Fotostrecke der Flucht. Im Vordergrund ist der spätere SFB-Kameramann Dieter Hoffmann zu sehen, der den Sprung filmte.[1]

Das Foto Sprung in die Freiheit entstand am 15. August 1961 in Berlin. Der damals 20-jährige Fotograf Peter Leibing fotografierte Conrad Schumann, einen 19-jährigen Polizisten der Volkspolizei-Bereitschaften der Deutschen Demokratischen Republik (DDR) genau in dem Moment, als er über Stacheldraht springend aus der DDR floh.

Das Foto ging unmittelbar darauf um die Welt und wurde zu einer der Medienikonen des Kalten Krieges.[2] Seit 2011 gehört der Sprung in die Freiheit zum deutschen UNESCO-Weltdokumentenerbe.[3]

Geschichte

Entstehung

Das Politbüro der SED unter Führung Walter Ulbrichts hatte in enger Absprache mit der Führung der Sowjetunion unter ihrem Präsidenten Nikita Chruschtschow beschlossen, eine Mauer quer durch Berlin bauen zu lassen.
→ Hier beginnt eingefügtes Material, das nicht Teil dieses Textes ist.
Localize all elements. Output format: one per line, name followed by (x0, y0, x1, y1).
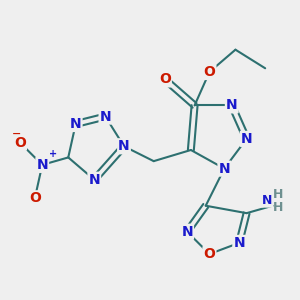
Text: N: N (262, 194, 272, 207)
Text: N: N (233, 236, 245, 250)
Text: N: N (181, 225, 193, 239)
Text: +: + (49, 149, 57, 159)
Text: O: O (203, 247, 215, 261)
Text: H: H (273, 201, 284, 214)
Text: N: N (36, 158, 48, 172)
Text: N: N (70, 117, 82, 131)
Text: N: N (118, 139, 130, 153)
Text: −: − (12, 129, 21, 139)
Text: N: N (218, 162, 230, 176)
Text: O: O (14, 136, 26, 150)
Text: N: N (241, 132, 252, 146)
Text: H: H (273, 188, 284, 201)
Text: O: O (29, 191, 41, 205)
Text: O: O (203, 65, 215, 79)
Text: N: N (88, 173, 100, 187)
Text: O: O (159, 72, 171, 86)
Text: N: N (226, 98, 238, 112)
Text: N: N (100, 110, 111, 124)
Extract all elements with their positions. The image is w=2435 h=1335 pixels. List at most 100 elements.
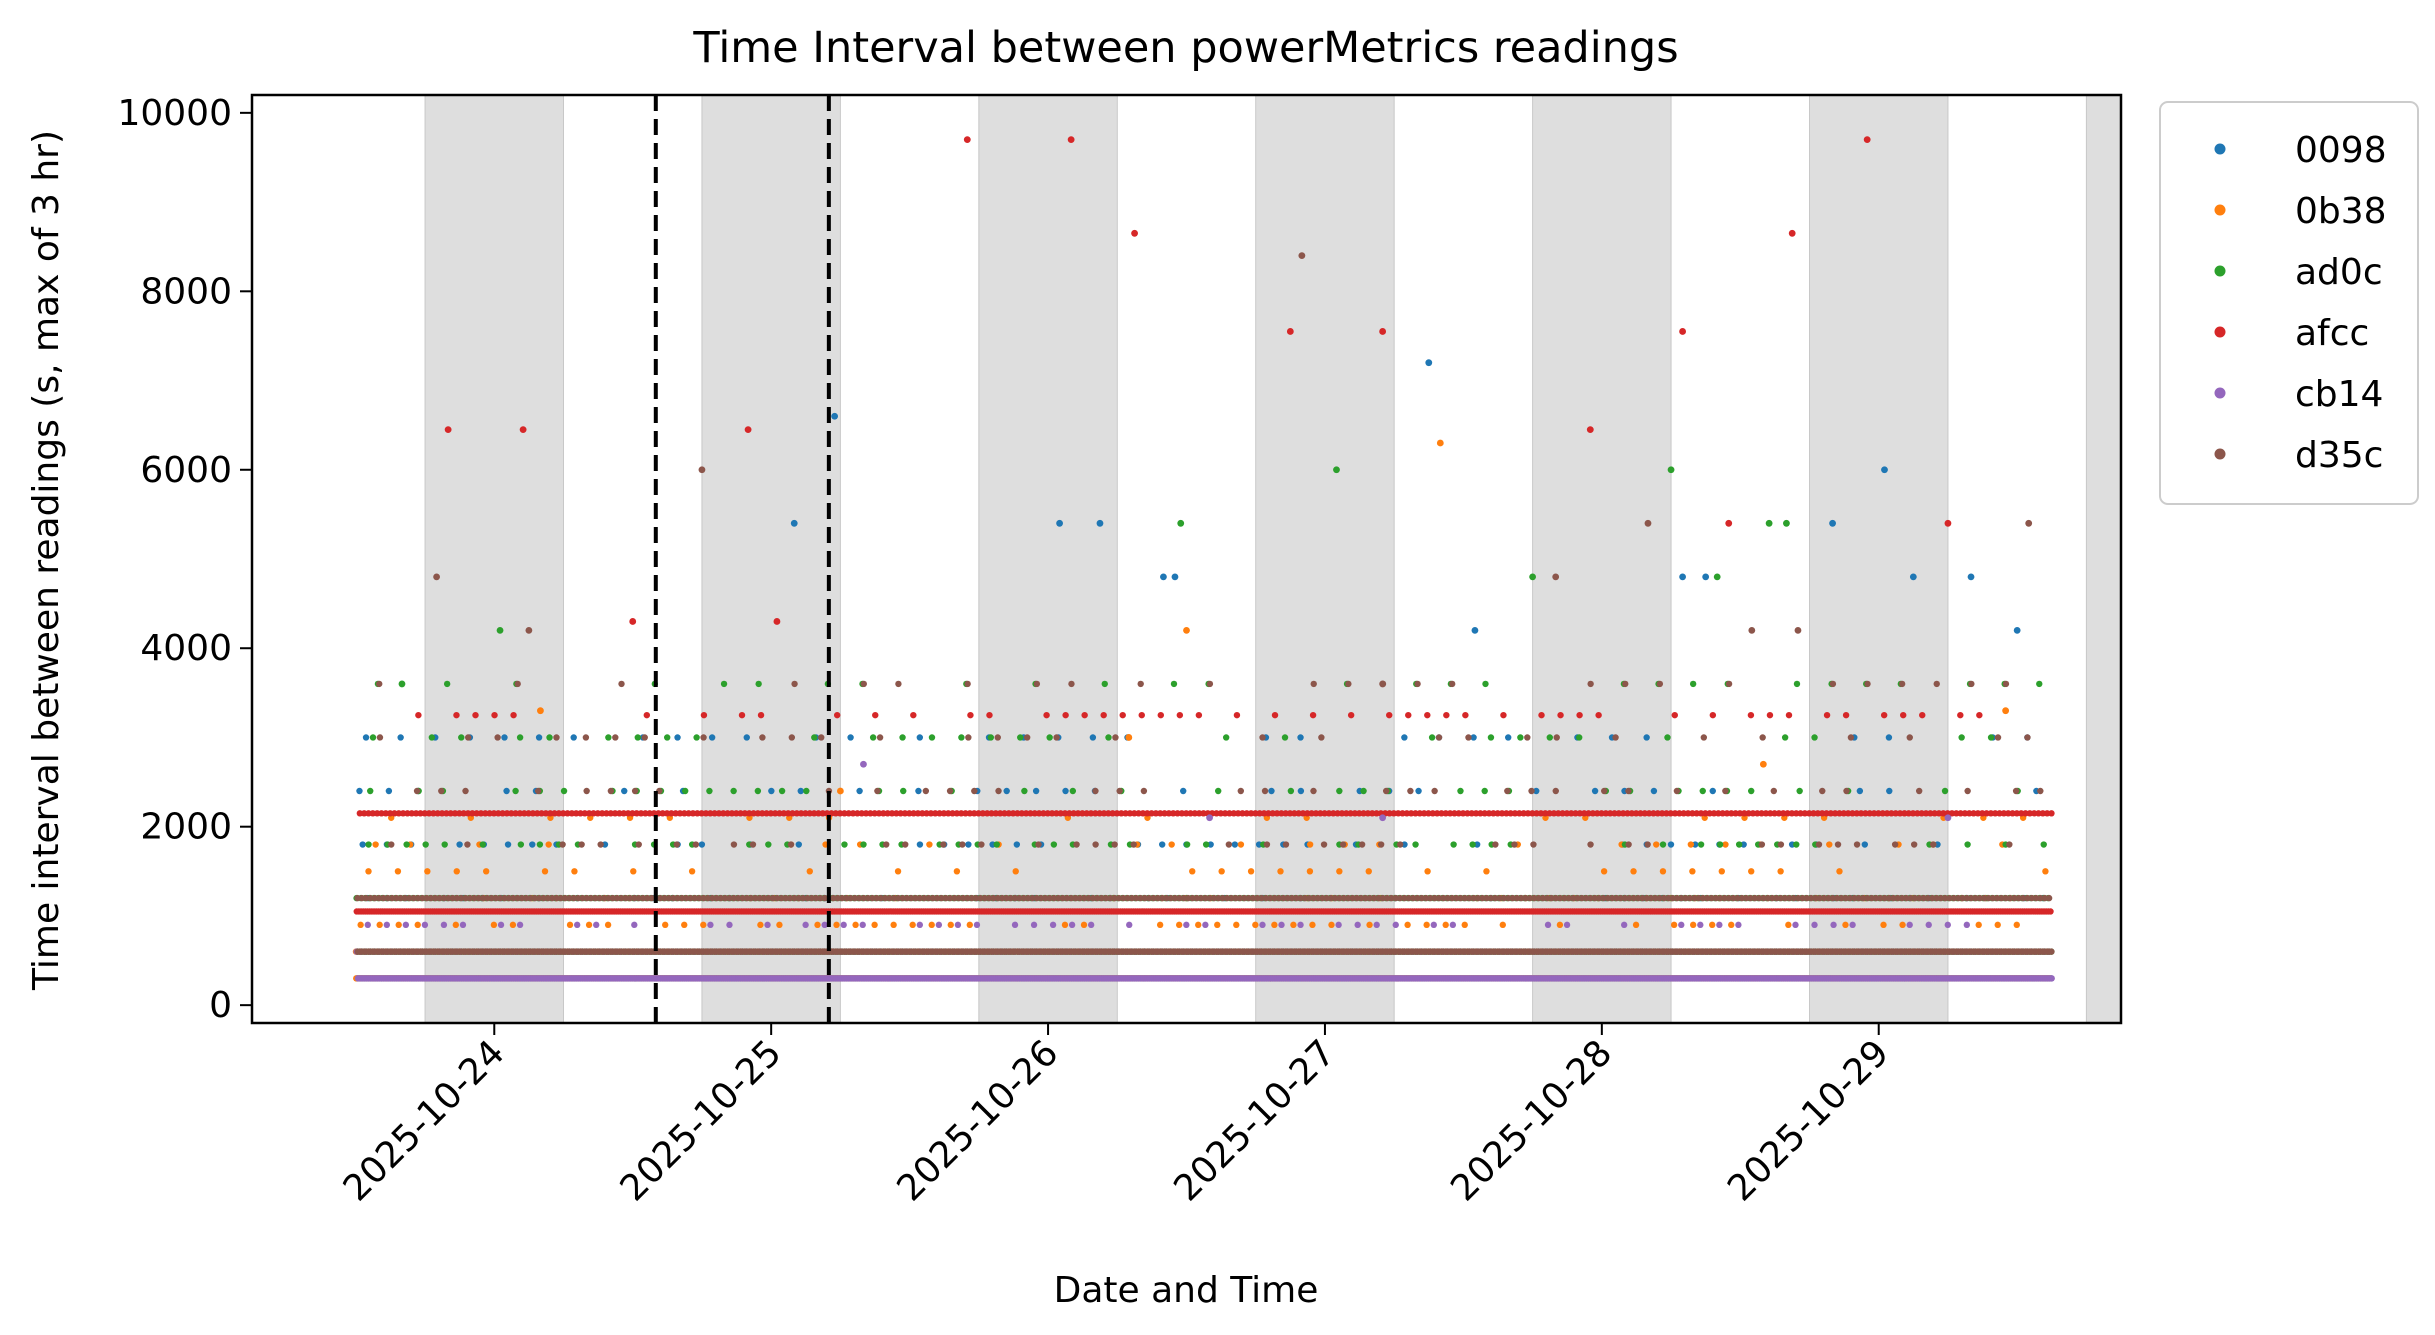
data-point: [1336, 868, 1343, 875]
data-point: [894, 868, 902, 875]
data-point: [1748, 868, 1755, 875]
data-point: [1759, 760, 1767, 768]
data-point: [693, 734, 700, 741]
data-point: [681, 787, 689, 795]
data-point: [700, 921, 707, 929]
data-point: [1170, 680, 1178, 688]
data-point: [482, 868, 490, 875]
data-point: [1576, 734, 1583, 741]
data-point: [422, 841, 429, 848]
data-point: [1156, 921, 1164, 929]
data-point: [1735, 841, 1743, 848]
data-point: [1290, 921, 1297, 929]
data-point: [916, 841, 924, 848]
data-point: [359, 841, 366, 848]
data-point: [509, 921, 517, 929]
data-point: [537, 707, 544, 715]
data-point: [365, 868, 372, 875]
data-point: [403, 841, 410, 848]
data-point: [1214, 787, 1222, 795]
data-point: [1158, 841, 1166, 848]
data-point: [806, 868, 813, 875]
data-point: [479, 841, 486, 848]
data-point: [376, 921, 383, 929]
data-point: [512, 787, 519, 795]
data-point: [755, 680, 762, 688]
data-point: [841, 841, 848, 848]
data-point: [1667, 841, 1675, 848]
data-point: [1856, 787, 1864, 795]
data-point: [847, 734, 854, 741]
data-point: [1994, 921, 2001, 929]
data-point: [1748, 787, 1755, 795]
data-point: [2036, 680, 2043, 688]
data-point: [1481, 787, 1488, 795]
data-point: [1987, 734, 1995, 741]
scatter-points: [352, 136, 2055, 982]
data-point: [1017, 734, 1024, 741]
data-point: [1650, 787, 1658, 795]
data-point: [362, 734, 370, 741]
data-point: [1470, 734, 1477, 741]
data-point: [915, 787, 922, 795]
data-point: [776, 921, 783, 929]
data-point: [1886, 787, 1893, 795]
data-point: [501, 734, 508, 741]
data-point: [1653, 841, 1660, 848]
data-point: [428, 734, 436, 741]
data-point: [1861, 841, 1869, 848]
data-point: [947, 921, 954, 929]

Die Bauarbeiten begannen zunächst durch Abriegelung der Sektorengrenze am 13. August 1961.

Conrad Schumann war Angehöriger einer Einheit der Volkspolizeibereitschaften, die wiederum Teil der kasernierten Einheiten des Ministeriums des Innern der DDR waren. Schumann war zur „Grenzsicherung“ während der Bauarbeiten an der Mauer abkommandiert. Seine Einheit war deshalb am 12. August von Dresden nach Berlin entsandt worden.

Bernauer Straße, Ecke Ruppiner Straße im Jahre 2007
Der Sprung in der East Side Gallery

Schumann versah seinen Dienst an der Sektorengrenze in der Bernauer Straße, deren Besonderheit darin bestand, dass der Bürgersteig zu West-Berlin gehörte, wohingegen die (noch bewohnten) Häuser zu Ost-Berlin gehörten. Am 15. August 1961 stand Conrad Schumann als Posten an der Ecke Ruppiner Straße im Französischen Sektor, unmittelbar an einer provisorisch mit Stacheldraht gezogenen Grenze.

Da sich in den Ost-Berliner Häusern der Bernauer Straße in den Tagen des Mauerbaus dramatische Fluchtszenen abspielten, von denen einige – wie z. B. mehrere Sprünge von Hausbewohnern aus Fenstern in ein Sprungtuch der West-Berliner Feuerwehr[4][5] – vom Fernsehen übertragen wurden, hatte sich auf der Westseite bereits eine größere Menschenmenge versammelt.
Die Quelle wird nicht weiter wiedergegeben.